К счастью, Лависс и Рамбо и их сотрудники очень нечасто отваживаются воспарять ввысь и философствовать, а довольствуются живым, связным, конкретным изложением событий в их хронологической и непосредственно причинной связи. Нужно, с другой стороны, отдать им справедливость: и редакторы и авторы по мере сил стараются быть «объективными» и воздерживаются от полемических выпадов против неугодных им деятелей, партий, течений общественной мысли.

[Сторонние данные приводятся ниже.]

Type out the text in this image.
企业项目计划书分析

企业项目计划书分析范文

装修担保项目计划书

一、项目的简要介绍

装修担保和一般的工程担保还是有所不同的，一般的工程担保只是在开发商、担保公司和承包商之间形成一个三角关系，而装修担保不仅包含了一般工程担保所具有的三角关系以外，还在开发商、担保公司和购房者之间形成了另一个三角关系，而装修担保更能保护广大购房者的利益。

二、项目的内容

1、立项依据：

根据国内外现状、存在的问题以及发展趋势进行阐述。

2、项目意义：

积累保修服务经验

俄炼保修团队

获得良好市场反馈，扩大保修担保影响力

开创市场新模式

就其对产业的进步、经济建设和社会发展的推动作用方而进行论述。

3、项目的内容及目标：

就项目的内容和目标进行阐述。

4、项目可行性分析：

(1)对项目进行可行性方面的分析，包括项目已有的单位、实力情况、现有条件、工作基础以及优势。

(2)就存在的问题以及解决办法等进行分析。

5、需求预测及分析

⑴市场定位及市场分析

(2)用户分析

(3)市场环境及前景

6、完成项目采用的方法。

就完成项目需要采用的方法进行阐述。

Составлялся этот коллективный труд до мировой войны и до пролетарской революции, и инстинкт классового самосохранения еще не оказывал такого кричаще явного и могущественного воздействия на буржуазную историографию, какое он оказывает в настоящее время. История церкви, например, излагается еще в духе традиционного буржуазно-вольтерианского свободомыслия, и тут нет и признаков того нарочитого, сознательно притворяющегося злобного ханжества, какое напускают на себя из ненависти и страха перед социализмом и коммунизмом такие пользующиеся шумным успехом нынешние фальсификаторы истории, как Луи Бертран или Гаксотт, или Мариюс Андре и т. д. Великие заслуги французской революции вполне признаются и отмечаются, в частности, также и там, где излагается история точных наук и организации научного преподавания. О деспотизме и необузданном, неистовом разгуле наполеоновского властолюбия и всегдашней его готовности к кровавым погромам и похождениям говорится с удивительным в подобном случае для французов беспристрастием. Переворот 2 декабря Луи Бонапарта определенно именуется беззаконием. Отмечается варварство усмирения побежденных рабочих в июне 1848 года. Даже при изложении истории Парижской Коммуны, — о чем вообще я буду говорить, когда перейду к недостаткам и неудачным страницам книги, — все-таки с определенным порицанием говорится о лютой репрессии, проведенной версальцами, о расстрелах без суда, о позорном (замалчиваемом большинством буржуазных историков) требовании, предъявленном Жюлем Фавром к иностранным правительствам, чтобы они выдавали бежавших из Франции коммунаров. Вообще у Лависса и Рамбо и их сотрудников нет и в помине того азартного, злобно-полемического тона, какой стал таким обычным в буржуазной исторической литературе за последние двадцать лет, не говоря уже, конечно, о тех фашистских памфлетах и пасквилях, которые выдаются за историю в нынешней Германии, Италии, Польше, Венгрии, Румынии. Спокойствие, деловитость, научная сдержанность тона и осмотрительность в выражениях составляют характерную особенность этого коллективного труда.